A primeira regra é não tentar pensar, como quem pensa. Depois dela é o resto não ser seguido, pois que a mínima norma está desde já rompida, então nos colocamos a imaginar o itinerário fantasioso em que nos vemos do lado de fora quando na verdade estamos dentro, muito mais dentro do que nunca a gastar o piso dos quartos e da sala e a fugir da cozinha porque tudo o mais nos leva à fome, confirmando nessa hora e desse modo meio intranquilo que eu estou portanto aqui conjecturando a lista dos meus novos dissabores e inimigos, remotos amores fracassados e outros nem sequer tidos, como se no erro pudesse ter esquivado de lembrar sem ressentimento, porém, as frases ficam, a dizer que não quer nada que venha de mim, nem mesmo uma palavra a mais posto já é muito e logo é imperativo e necessário que eu suma.

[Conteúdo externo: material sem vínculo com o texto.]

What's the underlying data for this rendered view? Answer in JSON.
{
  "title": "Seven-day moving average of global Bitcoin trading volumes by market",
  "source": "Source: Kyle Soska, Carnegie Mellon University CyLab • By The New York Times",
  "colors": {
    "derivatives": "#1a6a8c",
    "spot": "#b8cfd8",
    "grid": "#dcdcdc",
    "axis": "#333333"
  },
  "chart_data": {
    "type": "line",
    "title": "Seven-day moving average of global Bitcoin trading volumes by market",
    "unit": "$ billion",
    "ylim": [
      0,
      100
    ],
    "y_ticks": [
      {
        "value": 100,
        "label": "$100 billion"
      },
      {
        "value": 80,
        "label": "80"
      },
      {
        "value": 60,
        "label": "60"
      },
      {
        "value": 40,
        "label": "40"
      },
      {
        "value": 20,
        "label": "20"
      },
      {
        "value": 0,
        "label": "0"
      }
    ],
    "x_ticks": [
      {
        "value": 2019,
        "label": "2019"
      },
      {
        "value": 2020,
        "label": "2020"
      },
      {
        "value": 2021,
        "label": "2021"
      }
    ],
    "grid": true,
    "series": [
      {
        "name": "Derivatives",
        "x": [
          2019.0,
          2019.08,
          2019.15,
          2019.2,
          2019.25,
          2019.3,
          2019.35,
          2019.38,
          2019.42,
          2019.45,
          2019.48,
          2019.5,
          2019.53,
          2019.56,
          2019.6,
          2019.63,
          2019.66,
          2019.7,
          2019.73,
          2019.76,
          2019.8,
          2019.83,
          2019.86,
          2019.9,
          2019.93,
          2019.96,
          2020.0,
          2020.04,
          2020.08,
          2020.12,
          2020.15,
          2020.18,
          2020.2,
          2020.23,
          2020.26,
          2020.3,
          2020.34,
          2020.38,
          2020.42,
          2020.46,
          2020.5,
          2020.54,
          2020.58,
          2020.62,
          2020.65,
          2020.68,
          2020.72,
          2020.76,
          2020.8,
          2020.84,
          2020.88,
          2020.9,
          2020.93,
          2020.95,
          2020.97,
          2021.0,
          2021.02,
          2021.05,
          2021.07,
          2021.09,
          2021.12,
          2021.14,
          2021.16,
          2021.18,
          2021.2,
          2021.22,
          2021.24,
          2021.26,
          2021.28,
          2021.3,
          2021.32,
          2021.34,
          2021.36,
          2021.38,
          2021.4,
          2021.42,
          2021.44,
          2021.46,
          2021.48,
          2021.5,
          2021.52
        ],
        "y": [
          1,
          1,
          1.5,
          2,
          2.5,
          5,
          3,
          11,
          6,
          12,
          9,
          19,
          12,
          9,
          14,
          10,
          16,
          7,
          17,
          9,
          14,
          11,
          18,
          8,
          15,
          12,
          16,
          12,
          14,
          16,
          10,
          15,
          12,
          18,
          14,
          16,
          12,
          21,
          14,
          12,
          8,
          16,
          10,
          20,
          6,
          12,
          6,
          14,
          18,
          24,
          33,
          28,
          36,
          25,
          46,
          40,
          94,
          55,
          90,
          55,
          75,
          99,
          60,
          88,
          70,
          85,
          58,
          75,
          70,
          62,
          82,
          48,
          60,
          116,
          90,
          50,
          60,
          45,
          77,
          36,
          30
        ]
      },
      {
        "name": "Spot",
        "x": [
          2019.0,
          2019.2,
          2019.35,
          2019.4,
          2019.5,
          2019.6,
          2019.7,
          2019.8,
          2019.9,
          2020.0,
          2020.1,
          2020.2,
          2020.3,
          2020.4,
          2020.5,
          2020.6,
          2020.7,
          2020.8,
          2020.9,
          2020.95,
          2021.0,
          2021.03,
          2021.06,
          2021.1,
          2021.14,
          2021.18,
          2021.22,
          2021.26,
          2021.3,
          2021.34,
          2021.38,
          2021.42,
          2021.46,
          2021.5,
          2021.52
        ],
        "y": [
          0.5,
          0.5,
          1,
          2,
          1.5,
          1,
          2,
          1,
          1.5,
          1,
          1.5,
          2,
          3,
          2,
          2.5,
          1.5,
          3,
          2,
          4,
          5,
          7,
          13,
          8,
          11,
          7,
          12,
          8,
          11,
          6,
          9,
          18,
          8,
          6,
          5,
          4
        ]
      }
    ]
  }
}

Não, eu não achei verdadeiramente que fosse durar além um só instante. Talvez um pouco depois do que se viu desvanecer. Mas quem diria? Tudo que é sólido desmancha no ar, e hoje, no jantar, em frente ao prato vazio, pensei que não tinha mais quaisquer amigos. Todos fracos, todos frágeis e doentes de sua própria angústia. Entretanto, ainda ninguém se matou. Interessante constatar como no desespero geral não há suicídio, no que não resta prova mais decisiva de que tudo que precisamos é do caos para estarmos bem. Eu faço essas anotações como quem corre de um gatopardo faminto. Creio que é o nome do livro de Lampedusa. Sim, está certo, já é mais do que claro que não vou para lugar algum. Essas palavras tolas são só para passar o tempo. Mas é isso a forma como fugimos do amanhecer. No meio desse destino infausto, o sono vem. Amorável desígnio.